Bikin Konten Positif, Ketimbang Melototi Konten Negatif

Polemik video porno yang mirip selebriti itu terus saja dibahas, bahkan oleh Menteri Kominfo Tifatul Sembiring. Padahal, banyak pihak ingin polemik itu dihentikan. Ranahnya sudah masuk urusan Kepolisian.

Cari info semudah meng-klik google
Cari info semudah meng-klik google

Namun, Tifatul mungkin merasa berkepentingan, tentu bukan karena adegannya. Tapi, lebih karena kasus ini bisa dijadikan kendaraan untuk mengantarkan RPM Konten Multimedia ke ranah publik lagi.

RPM Konten Multimedia sendiri sebenarnya bukan murni gagasan mantan presiden PKS ini. Aturan ini  digagas  Menkominfo era Prof M.Nuh pada 2006, namun tak pernah di publikasi. Karena memang isinya bisa diduga akan mendapat ”perlawanan” publik, khususnya media dan masyarakat pendukung kebebasan berekspresi. Dan benar adanya, ketika Kemkominfo mempublikasikan RPM tersebut, baik Dewan Pers, Masyarakat Media Sosial, dan para cerdik pandai seakan kompak menolak, rencana aturan tersebut.

Kemkominfo memang kemudian  cooling down, tapi tetap mencari kesempatan untuk memunculkan aturan represif tersebut, ketika ada momentum yang pas. Nah kasus video mirip seleb itu seakan bisa menjadi momentum.

Sekadar membuka pikiran saja. Kasus video mirip seleb tersebut, tak membuktikan apa pun bahwa internet bersalah dalam hal ini. Internet hanyalah medium modern yang memungkinkan untuk mempublikasikan sebuah konten dalam waktu singkat ke seluruh penjuru dunia. Konten negatif seperti video tersebut, ataupun konten positif, mendapat kesempatan yang sama di internet.
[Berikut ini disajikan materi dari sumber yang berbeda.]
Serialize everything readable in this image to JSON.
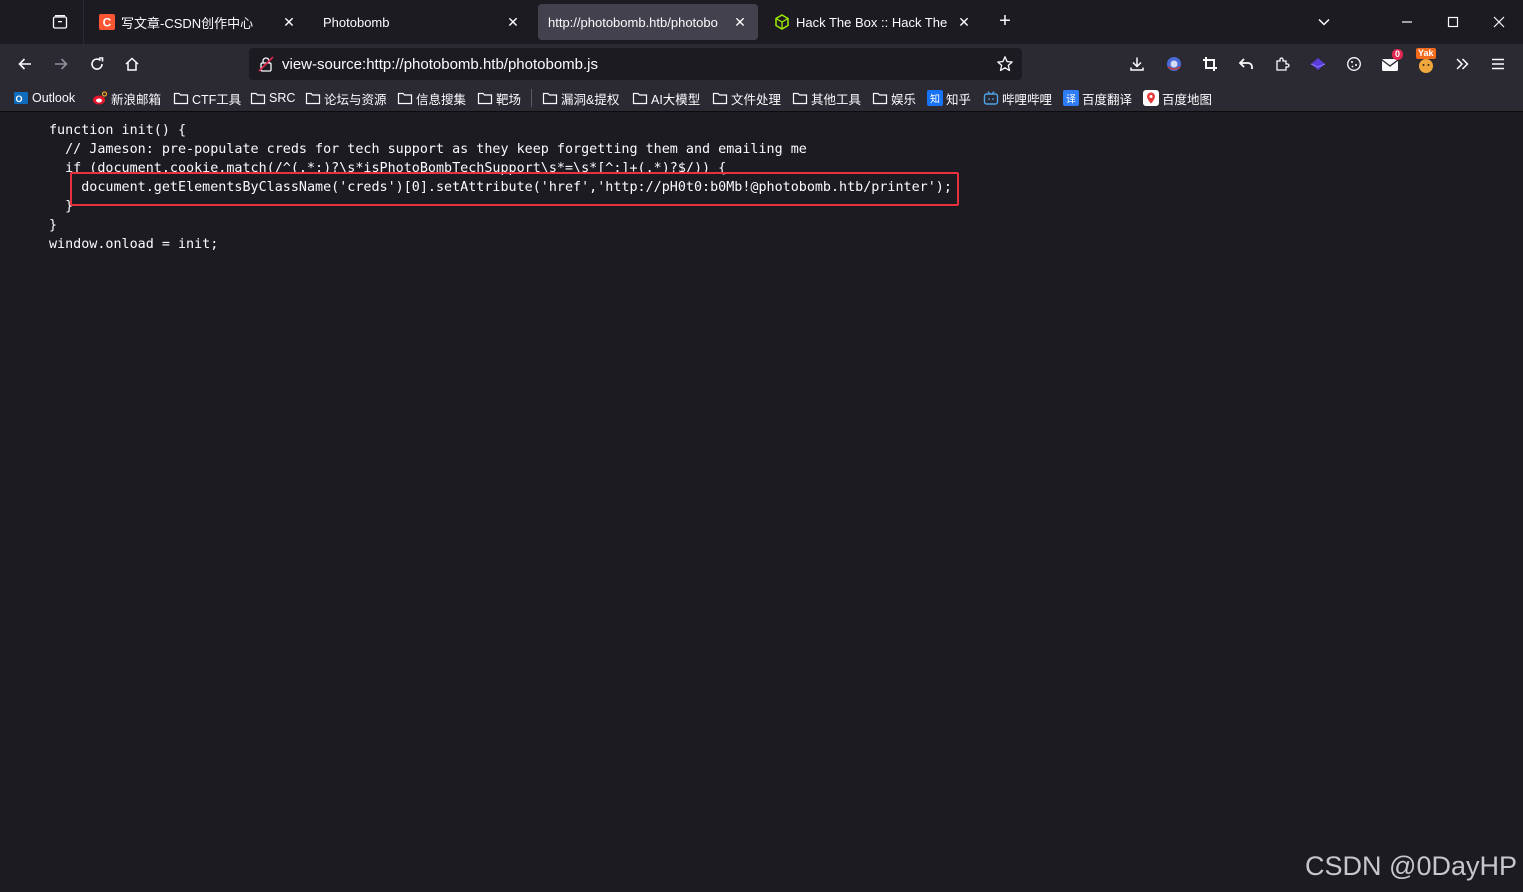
{
  "tabs": [
    {
      "title": "写文章-CSDN创作中心",
      "favicon": "csdn-icon",
      "active": false
    },
    {
      "title": "Photobomb",
      "favicon": "none",
      "active": false
    },
    {
      "title": "http://photobomb.htb/photobo",
      "favicon": "none",
      "active": true
    },
    {
      "title": "Hack The Box :: Hack The Bo",
      "favicon": "htb-cube-icon",
      "active": false
    }
  ],
  "tab_close_symbol": "✕",
  "new_tab_symbol": "+",
  "urlbar": {
    "url": "view-source:http://photobomb.htb/photobomb.js"
  },
  "bookmarks": [
    {
      "label": "Outlook",
      "icon": "outlook-icon"
    },
    {
      "label": "新浪邮箱",
      "icon": "sina-icon"
    },
    {
      "label": "CTF工具",
      "icon": "folder-icon"
    },
    {
      "label": "SRC",
      "icon": "folder-icon"
    },
    {
      "label": "论坛与资源",
      "icon": "folder-icon"
    },
    {
      "label": "信息搜集",
      "icon": "folder-icon"
    },
    {
      "label": "靶场",
      "icon": "folder-icon"
    },
    {
      "label": "漏洞&提权",
      "icon": "folder-icon"
    },
    {
      "label": "AI大模型",
      "icon": "folder-icon"
    },
    {
      "label": "文件处理",
      "icon": "folder-icon"
    },
    {
      "label": "其他工具",
      "icon": "folder-icon"
    },
    {
      "label": "娱乐",
      "icon": "folder-icon"
    },
    {
      "label": "知乎",
      "icon": "zhihu-icon"
    },
    {
      "label": "哔哩哔哩",
      "icon": "bilibili-icon"
    },
    {
      "label": "百度翻译",
      "icon": "baidu-translate-icon"
    },
    {
      "label": "百度地图",
      "icon": "baidu-map-icon"
    }
  ],
  "source": {
    "lines": [
      "function init() {",
      "  // Jameson: pre-populate creds for tech support as they keep forgetting them and emailing me",
      "  if (document.cookie.match(/^(.*;)?\\s*isPhotoBombTechSupport\\s*=\\s*[^;]+(.*)?$/)) {",
      "    document.getElementsByClassName('creds')[0].setAttribute('href','http://pH0t0:b0Mb!@photobomb.htb/printer');",
      "  }",
      "}",
      "window.onload = init;"
    ]
  },
  "toolbar_badges": {
    "mail_count": "0",
    "yak_label": "Yak"
  },
  "watermark": "CSDN @0DayHP",
  "colors": {
    "highlight_border": "#e8303f",
    "csdn_red": "#fc5531",
    "htb_green": "#9fef00"
  }
}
Karena konten positif dan negatif berkesempatan sama,  semestinya KemKominfo mendorong semua pihak untuk berlomba membuat konten positif sebanyak-banyaknya di internet. Cara ini mungkin akan lebih mendapat dukungan publik, ketimbang memelototi internet cuma untuk mencari konten negatif dan melaporkannya kepada yang berwenang. Bila 20% saja dari 30 juta pengakses internet di Indonesia membuat 1 konten positif setiap minggu, maka tiap bulan akan ada 24 juta konten positif di internet. Dengan begitu konten positif akan menjadi mayoritas. Dan Indonesia tak akan lagi jadi fakir konten.

Kekhawatiran MenKominfo, bahwa pengakses internet kesasar ke konten-konten negatif, sesungguhnya sangat berlebihan. Ketika seseorang mengakses internet, subyek adalah si pengakses. Jadi kalau kemudian ia masuk ke situs negatif, pasti karena subyek memang menghendaki (mencari) situs negatif tersebut, misalnya melakukan pencarian dengan kata kunci tertentu.

Memang ada beberapa situs negatif menggunakan SEO — yang memasang tag kata-kata yang menjadi tren di internet. Namun bila si subyek tak meng-klik link tersebut, tentu tak akan kesasar. Kalau pun nyasar, ya ’nggak usah dibaca, klik balik saja.

Artinya, tak ada gunanya melawan keberadaan konten negatif di internet, selama si subyek tetap aktif mencari. Jadi kampanye memanfaatkan internet secara positif, akan lebih memberi manfaat kepada publik, ketimbang, mengecam sebuah konten negatif. Karena bila yang mengecam sebuah konten negatif adalah lembaga formal seperti KemKominfo, itu malah berarti promosi bagi konten tersebut. Dan publik justru akan penasaran  mencari konten yang dikecam tersebut.

Jadi tak perlu bersikukuh mendorong  RPM Konten Multimedia. Yang perlu didorong adalah pembuatan konten positif sebanyak mungkin.